La decisión de estabilizar la economía con la introducción de una nueva moneda su unió a un profundo cambio en el gasto público, ya que el funcionariado se redujo en un 25% y las prestaciones sociales y por desempleo desaparecieron en la práctica. La economía resurgió lo suficiente como para garantizar la democracia y esplendor de Berlín como centro cultural, hasta que la crisis de 1929 hirió de muerte a la industria alemana, acelerando el proceso de deterioro social que llevaría a los nazis al poder en 1933.

En ese contexto, Hjalmar Schacht, salvador de Weimar con la introducción del Rentenmark, tomó la cartera de economía y de nuevo la de gobernador del banco central hasta 1937, apoyando las medidas de gasto descontrolado de Hitler y la destrucción de la propiedad privada para amplias capas de la sociedad (en especial de los judíos). Opuesto a la política armamentística del Führer, fue revocado de su cargo y acusado de participar en el complot que trató de asesinar a Hitler en 1944, aunque fue liberado al final de la guerra y no recibió condena alguna en los Juicios de Nüremberg.
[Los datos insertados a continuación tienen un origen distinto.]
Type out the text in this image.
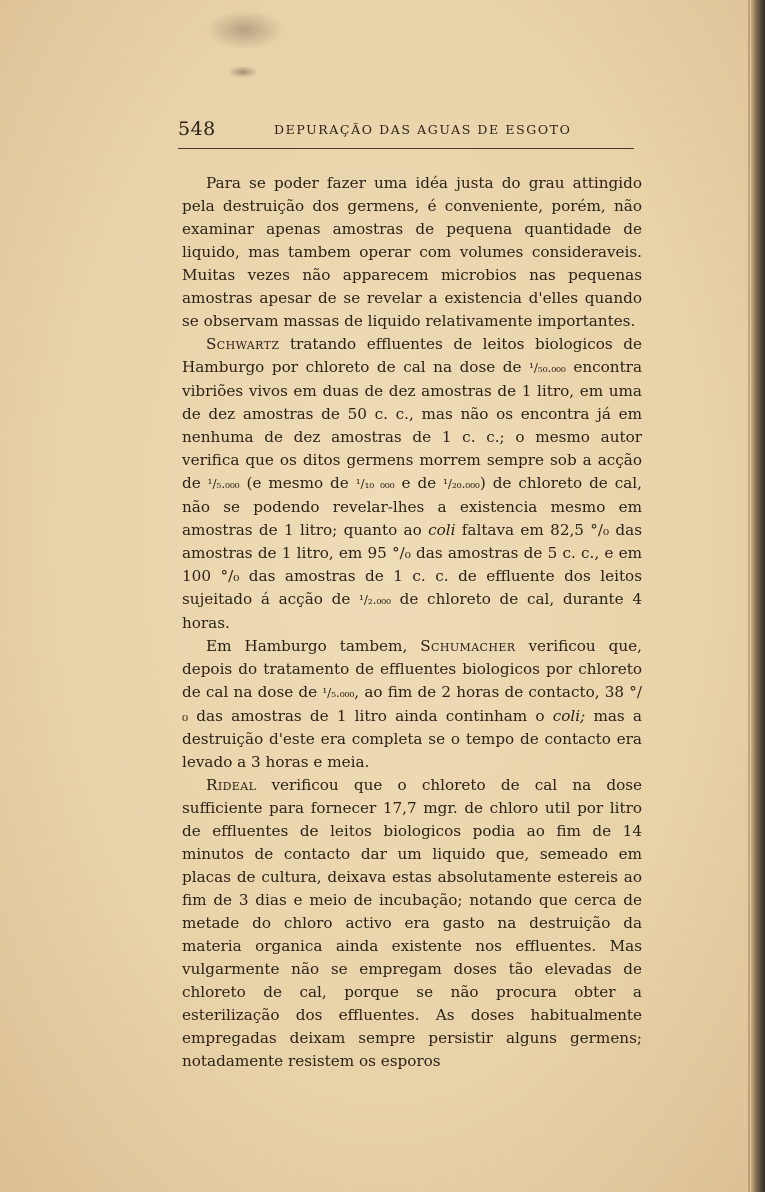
548	DEPURAÇÃO DAS AGUAS DE ESGOTO

Para se poder fazer uma idéa justa do grau attingido pela destruição dos germens, é conveniente, porém, não examinar apenas amostras de pequena quantidade de liquido, mas tambem operar com volumes consideraveis. Muitas vezes não apparecem microbios nas pequenas amostras apesar de se revelar a existencia d'elles quando se observam massas de liquido relativamente importantes.

Schwartz tratando effluentes de leitos biologicos de Hamburgo por chloreto de cal na dose de ¹/₅₀.₀₀₀ encontra vibriões vivos em duas de dez amostras de 1 litro, em uma de dez amostras de 50 c. c., mas não os encontra já em nenhuma de dez amostras de 1 c. c.; o mesmo autor verifica que os ditos germens morrem sempre sob a acção de ¹/₅.₀₀₀ (e mesmo de ¹/₁₀ ₀₀₀ e de ¹/₂₀.₀₀₀) de chloreto de cal, não se podendo revelar-lhes a existencia mesmo em amostras de 1 litro; quanto ao coli faltava em 82,5 °/₀ das amostras de 1 litro, em 95 °/₀ das amostras de 5 c. c., e em 100 °/₀ das amostras de 1 c. c. de effluente dos leitos sujeitado á acção de ¹/₂.₀₀₀ de chloreto de cal, durante 4 horas.

Em Hamburgo tambem, Schumacher verificou que, depois do tratamento de effluentes biologicos por chloreto de cal na dose de ¹/₅.₀₀₀, ao fim de 2 horas de contacto, 38 °/₀ das amostras de 1 litro ainda continham o coli; mas a destruição d'este era completa se o tempo de contacto era levado a 3 horas e meia.

Rideal verificou que o chloreto de cal na dose sufficiente para fornecer 17,7 mgr. de chloro util por litro de effluentes de leitos biologicos podia ao fim de 14 minutos de contacto dar um liquido que, semeado em placas de cultura, deixava estas absolutamente estereis ao fim de 3 dias e meio de incubação; notando que cerca de metade do chloro activo era gasto na destruição da materia organica ainda existente nos effluentes. Mas vulgarmente não se empregam doses tão elevadas de chloreto de cal, porque se não procura obter a esterilização dos effluentes. As doses habitualmente empregadas deixam sempre persistir alguns germens; notadamente resistem os esporos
A modo de resumen, la hiperinflación que asoló Alemania durante 1923 dejó una profunda cicatriz en su población y en la de la historia económica, que suele volver a ella en momentos de aguda crisis para tratar de entender cómo y por qué responden la oferta, demanda, población e industria a shocks tan profundos. El ejemplo de la crisis de deuda soberana de 2011 ya sirvió para entender el profundo por qué de algunas de las medidas que Berlín forzó a tomar a países como Grecia, por ser buena conocedora del riesgo que tenía la desaparición de la confianza en las instituciones. En la actualidad, en un entorno de guerra e inflación, me gustaría pensar que relatos como éste que acompaña a estas palabras han de servirnos para entender las dinámicas subyacentes a los grandes eventos económicos, dando algo de humanidad a las decisiones que tomamos, no solo por las soluciones, mejores o peores, que podamos obtener a los problemas que enfrentamos hoy, sino por el impacto que pueden llegar a tener en las generaciones futuras.